The funding of various organizations made the trips to these archives possible. The Rockefeller Archives Center provided me with a research grant, and the Special Collections and Archives on Women and Medicine awarded me the Louise Glockner fellowship which gave me six weeks in that archive. Faculty grants at Princeton University and SUNY-Plattsburgh provided the funds to do some final research.

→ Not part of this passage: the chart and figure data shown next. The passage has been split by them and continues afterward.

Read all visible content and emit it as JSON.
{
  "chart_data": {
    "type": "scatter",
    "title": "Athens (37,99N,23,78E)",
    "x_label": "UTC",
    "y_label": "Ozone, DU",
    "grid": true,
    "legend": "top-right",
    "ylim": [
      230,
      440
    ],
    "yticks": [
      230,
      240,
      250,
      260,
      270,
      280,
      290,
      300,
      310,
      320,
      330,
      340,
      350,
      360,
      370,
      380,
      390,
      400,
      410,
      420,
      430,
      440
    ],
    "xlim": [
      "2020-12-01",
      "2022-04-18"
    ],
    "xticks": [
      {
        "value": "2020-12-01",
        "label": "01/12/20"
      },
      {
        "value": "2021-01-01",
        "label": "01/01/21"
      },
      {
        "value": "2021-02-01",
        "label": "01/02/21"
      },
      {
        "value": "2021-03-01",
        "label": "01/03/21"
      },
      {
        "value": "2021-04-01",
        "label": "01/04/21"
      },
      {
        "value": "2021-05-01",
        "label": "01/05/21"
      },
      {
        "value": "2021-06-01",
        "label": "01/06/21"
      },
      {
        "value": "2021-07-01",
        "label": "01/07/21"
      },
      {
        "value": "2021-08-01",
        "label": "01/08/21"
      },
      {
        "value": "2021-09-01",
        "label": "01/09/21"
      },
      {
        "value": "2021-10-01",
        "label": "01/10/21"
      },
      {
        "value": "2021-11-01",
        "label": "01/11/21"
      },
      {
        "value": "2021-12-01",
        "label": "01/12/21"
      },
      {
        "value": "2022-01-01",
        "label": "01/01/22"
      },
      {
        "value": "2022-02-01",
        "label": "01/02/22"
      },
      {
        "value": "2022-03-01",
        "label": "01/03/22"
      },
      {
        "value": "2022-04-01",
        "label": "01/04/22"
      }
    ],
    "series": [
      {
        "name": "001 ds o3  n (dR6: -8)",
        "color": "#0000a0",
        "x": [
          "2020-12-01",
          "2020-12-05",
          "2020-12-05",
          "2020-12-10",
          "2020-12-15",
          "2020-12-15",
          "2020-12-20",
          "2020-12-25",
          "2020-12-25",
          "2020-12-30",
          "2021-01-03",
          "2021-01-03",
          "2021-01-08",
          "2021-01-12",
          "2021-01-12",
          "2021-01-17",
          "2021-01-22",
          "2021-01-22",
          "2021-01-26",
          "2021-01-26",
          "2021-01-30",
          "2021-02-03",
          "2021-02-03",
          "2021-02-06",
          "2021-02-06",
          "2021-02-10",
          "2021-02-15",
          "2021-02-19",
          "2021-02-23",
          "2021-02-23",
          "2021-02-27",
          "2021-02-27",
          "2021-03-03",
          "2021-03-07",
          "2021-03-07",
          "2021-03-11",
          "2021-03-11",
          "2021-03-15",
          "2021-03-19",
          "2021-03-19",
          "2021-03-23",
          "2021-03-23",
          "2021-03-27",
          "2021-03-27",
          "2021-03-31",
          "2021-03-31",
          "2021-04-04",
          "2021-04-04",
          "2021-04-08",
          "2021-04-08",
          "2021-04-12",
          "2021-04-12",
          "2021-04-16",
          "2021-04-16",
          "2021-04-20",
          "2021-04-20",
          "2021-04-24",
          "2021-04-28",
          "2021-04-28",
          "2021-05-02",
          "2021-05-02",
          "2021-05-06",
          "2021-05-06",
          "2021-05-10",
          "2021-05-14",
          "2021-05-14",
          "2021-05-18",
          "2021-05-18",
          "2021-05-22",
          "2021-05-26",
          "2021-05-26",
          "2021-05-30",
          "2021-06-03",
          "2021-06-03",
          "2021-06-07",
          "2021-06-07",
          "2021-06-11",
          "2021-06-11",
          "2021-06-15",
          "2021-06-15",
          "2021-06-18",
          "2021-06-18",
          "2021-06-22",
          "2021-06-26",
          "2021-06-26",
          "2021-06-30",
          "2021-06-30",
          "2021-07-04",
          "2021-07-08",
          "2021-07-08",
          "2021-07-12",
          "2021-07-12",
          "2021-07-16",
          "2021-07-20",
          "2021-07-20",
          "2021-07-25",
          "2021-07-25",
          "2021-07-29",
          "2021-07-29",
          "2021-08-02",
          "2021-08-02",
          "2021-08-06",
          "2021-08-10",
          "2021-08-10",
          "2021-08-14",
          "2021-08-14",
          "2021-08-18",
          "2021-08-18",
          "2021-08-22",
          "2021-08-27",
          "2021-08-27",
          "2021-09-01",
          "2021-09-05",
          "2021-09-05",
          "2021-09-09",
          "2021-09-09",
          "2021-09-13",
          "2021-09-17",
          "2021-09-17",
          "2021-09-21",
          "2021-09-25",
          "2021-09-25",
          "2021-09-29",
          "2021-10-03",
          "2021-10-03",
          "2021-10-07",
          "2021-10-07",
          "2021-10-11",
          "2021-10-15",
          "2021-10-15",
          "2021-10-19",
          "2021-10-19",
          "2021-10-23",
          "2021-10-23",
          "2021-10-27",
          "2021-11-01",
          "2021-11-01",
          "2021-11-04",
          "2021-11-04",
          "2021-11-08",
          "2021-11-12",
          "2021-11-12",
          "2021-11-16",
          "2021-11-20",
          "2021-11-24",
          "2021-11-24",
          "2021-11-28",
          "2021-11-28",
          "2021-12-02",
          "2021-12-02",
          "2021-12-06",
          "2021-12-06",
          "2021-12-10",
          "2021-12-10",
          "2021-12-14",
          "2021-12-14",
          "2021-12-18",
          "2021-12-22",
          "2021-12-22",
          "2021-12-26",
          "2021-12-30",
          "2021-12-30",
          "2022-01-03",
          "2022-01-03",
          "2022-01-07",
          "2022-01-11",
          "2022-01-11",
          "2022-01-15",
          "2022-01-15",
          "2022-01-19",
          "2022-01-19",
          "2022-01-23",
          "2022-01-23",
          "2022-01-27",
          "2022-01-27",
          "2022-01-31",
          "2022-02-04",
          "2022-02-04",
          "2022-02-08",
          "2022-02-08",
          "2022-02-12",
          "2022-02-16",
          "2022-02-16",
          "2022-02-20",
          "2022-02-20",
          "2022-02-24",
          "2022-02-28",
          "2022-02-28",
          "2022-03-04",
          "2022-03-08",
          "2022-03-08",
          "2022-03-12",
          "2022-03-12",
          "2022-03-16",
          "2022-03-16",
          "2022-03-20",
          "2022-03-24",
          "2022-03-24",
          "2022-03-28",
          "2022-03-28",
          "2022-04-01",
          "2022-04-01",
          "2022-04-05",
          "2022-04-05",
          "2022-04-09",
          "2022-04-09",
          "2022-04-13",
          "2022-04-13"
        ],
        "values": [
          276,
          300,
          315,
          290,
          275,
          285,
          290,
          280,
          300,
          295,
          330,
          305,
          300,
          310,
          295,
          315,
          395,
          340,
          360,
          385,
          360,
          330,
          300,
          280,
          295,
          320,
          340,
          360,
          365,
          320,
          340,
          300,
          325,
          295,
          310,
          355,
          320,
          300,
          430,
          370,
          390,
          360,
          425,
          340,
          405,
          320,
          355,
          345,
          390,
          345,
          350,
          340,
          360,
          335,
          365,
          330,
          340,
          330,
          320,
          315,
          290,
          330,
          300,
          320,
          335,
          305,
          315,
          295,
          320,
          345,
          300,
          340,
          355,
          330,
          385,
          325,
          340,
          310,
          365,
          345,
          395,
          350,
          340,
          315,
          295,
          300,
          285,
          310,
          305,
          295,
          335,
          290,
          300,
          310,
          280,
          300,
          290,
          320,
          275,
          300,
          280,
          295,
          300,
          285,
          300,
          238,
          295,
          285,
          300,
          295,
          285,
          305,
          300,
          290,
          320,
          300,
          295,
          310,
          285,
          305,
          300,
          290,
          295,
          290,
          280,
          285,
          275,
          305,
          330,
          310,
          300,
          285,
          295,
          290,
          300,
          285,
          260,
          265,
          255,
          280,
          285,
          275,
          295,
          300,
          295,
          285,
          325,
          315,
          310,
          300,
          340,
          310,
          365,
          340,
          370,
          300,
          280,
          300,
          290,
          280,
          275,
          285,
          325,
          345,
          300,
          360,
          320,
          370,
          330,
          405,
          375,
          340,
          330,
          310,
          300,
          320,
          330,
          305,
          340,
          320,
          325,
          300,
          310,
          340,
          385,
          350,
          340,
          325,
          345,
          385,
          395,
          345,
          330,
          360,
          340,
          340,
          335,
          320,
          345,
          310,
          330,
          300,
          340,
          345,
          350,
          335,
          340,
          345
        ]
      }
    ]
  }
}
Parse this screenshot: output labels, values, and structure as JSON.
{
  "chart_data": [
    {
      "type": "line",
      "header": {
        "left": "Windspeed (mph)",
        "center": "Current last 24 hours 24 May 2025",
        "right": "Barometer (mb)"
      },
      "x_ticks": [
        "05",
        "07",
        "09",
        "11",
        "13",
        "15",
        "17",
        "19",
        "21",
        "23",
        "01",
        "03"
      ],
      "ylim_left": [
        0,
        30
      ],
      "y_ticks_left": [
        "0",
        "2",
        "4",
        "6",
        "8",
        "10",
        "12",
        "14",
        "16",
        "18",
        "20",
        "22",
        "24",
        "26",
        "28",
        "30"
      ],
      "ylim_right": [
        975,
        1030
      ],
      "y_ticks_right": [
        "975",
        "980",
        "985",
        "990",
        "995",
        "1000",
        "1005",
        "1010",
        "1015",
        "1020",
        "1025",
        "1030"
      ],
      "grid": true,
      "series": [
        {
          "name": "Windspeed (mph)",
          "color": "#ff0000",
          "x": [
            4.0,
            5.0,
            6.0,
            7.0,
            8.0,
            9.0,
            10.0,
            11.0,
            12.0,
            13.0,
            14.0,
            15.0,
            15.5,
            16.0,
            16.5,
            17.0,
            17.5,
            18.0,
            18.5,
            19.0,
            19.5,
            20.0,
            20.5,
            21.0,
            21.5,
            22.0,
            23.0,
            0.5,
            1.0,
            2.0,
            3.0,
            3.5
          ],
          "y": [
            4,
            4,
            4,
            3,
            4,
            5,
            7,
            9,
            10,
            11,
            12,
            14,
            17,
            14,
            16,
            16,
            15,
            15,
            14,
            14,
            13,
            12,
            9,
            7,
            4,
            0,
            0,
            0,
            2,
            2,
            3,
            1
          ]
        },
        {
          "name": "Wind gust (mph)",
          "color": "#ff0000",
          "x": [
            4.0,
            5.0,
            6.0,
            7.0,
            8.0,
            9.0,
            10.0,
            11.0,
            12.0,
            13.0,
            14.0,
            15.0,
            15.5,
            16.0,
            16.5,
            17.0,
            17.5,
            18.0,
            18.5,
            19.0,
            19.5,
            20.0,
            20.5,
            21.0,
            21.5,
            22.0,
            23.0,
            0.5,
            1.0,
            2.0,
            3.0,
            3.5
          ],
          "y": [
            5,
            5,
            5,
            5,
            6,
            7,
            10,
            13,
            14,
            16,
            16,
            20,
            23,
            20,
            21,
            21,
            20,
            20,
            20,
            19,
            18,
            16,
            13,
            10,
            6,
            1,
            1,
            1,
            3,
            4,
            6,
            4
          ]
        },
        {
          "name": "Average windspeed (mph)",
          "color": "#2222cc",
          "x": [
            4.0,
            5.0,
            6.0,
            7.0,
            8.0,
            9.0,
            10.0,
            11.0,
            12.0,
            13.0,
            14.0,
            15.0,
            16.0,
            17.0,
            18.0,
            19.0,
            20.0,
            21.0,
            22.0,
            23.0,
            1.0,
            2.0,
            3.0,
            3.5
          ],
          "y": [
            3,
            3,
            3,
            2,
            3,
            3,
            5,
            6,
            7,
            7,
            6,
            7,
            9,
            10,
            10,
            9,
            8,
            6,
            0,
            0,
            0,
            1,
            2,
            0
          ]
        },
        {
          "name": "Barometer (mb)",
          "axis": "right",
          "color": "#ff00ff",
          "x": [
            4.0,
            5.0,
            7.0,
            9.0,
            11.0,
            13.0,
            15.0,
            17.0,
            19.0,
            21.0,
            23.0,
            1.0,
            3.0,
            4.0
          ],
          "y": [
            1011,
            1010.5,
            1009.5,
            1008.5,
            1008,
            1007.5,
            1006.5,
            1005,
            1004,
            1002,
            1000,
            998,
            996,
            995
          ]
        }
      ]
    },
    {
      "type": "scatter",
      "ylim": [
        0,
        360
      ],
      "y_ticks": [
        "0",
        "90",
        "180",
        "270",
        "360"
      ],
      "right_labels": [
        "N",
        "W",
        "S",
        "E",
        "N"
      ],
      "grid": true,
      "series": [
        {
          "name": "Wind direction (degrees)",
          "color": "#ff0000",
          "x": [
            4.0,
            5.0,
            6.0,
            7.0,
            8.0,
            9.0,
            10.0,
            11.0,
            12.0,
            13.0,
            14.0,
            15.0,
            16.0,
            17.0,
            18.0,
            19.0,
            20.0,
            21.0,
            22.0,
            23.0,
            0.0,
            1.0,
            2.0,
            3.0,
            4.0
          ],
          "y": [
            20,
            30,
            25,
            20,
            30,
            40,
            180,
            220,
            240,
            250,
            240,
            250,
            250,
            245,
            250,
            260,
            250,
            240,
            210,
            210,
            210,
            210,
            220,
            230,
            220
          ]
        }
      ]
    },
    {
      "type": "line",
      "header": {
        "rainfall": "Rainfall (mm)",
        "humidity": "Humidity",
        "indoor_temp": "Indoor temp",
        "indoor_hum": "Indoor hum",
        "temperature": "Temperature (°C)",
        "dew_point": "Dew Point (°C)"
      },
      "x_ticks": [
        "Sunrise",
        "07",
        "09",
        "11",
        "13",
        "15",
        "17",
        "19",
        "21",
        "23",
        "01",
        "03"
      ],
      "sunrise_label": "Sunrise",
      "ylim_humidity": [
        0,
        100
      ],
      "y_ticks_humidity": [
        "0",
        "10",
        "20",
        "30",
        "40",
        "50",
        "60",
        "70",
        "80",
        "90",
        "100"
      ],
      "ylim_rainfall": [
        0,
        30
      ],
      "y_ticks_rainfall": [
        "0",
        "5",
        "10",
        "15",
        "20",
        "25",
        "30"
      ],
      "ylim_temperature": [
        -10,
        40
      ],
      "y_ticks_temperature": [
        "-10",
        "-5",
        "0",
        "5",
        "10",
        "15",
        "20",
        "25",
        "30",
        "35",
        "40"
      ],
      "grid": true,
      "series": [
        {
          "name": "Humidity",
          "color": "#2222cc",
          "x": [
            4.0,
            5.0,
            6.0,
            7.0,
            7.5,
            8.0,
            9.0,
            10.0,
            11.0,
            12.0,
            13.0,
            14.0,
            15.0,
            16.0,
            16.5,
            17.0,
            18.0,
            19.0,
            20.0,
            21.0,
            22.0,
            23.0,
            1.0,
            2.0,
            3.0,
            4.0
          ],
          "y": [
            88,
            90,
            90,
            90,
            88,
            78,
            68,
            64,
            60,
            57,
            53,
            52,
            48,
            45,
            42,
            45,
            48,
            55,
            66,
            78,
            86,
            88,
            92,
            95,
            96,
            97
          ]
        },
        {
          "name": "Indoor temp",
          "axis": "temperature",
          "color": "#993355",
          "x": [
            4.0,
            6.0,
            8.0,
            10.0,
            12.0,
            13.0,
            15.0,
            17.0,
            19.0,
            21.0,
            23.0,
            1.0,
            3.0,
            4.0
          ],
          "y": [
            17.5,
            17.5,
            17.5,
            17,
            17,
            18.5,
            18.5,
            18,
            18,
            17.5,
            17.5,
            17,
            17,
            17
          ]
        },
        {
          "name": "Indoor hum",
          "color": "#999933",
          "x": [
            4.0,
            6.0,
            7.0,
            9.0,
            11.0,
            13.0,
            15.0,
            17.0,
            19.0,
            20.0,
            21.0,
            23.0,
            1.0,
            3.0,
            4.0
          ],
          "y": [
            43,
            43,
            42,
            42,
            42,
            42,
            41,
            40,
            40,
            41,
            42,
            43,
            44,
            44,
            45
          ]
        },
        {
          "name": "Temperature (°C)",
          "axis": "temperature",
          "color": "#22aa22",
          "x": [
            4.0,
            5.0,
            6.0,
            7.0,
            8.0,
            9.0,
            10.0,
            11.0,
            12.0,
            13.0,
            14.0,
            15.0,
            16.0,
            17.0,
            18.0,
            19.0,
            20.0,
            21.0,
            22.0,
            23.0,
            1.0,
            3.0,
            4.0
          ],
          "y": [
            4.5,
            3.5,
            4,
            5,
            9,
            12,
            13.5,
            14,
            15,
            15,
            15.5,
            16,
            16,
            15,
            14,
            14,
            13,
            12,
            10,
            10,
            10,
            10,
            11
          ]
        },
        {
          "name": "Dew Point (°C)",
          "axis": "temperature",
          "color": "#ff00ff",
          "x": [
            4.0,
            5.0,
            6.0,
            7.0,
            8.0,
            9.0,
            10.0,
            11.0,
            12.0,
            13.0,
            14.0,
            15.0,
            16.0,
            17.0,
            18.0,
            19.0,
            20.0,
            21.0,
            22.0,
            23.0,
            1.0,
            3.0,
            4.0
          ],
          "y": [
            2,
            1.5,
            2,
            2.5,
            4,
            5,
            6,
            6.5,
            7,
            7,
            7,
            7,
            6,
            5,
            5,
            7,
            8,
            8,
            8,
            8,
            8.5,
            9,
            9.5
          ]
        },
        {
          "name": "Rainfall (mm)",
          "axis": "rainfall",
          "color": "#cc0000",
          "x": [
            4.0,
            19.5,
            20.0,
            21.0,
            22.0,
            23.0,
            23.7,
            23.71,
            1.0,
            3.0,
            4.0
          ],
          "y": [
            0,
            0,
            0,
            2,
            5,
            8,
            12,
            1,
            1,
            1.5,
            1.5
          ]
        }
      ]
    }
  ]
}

I was also very fortunate in meeting people who knew Kang Cheng and Shi Meiyu personally who were kind enough to discuss their memories with me. Betty Hu, an adopted daughter of Shi Meiyu and Jennie Hughes and former president of Bethel Mission, answered questions about Shi Meiyu by mail, despite her health problems. Hester Brown Hill, the daughter of missionaries who had worked with both Shi Meiyu and Kang Cheng, and whose mother was particularly close to Kang, allowed me to interview her and graciously hosted me in her home while sharing her recollections of Kang Cheng and of her life in the missionary community of Nanchang. Ruth Soong, a member of Bethel Mission who had met Shi Meiyu, gave me a sense of how Bethel had evolved after Shis death, and generously sent me materials on Shi Meiyu and Jennie Hughes that were in her possession. Jack and Doris Tsu were wonderful hosts for an entire weekend in California while sharing their memories of Shi Meiyu and Jennie Hughes. Doris Tsu also told me about a great niece of Shi Meiyus, Phoebe Sorkan, who gave me a phone interview and corresponded with me by mail, providing me with a firsthand account of the relationship between her great-aunt and Jennie Hughes.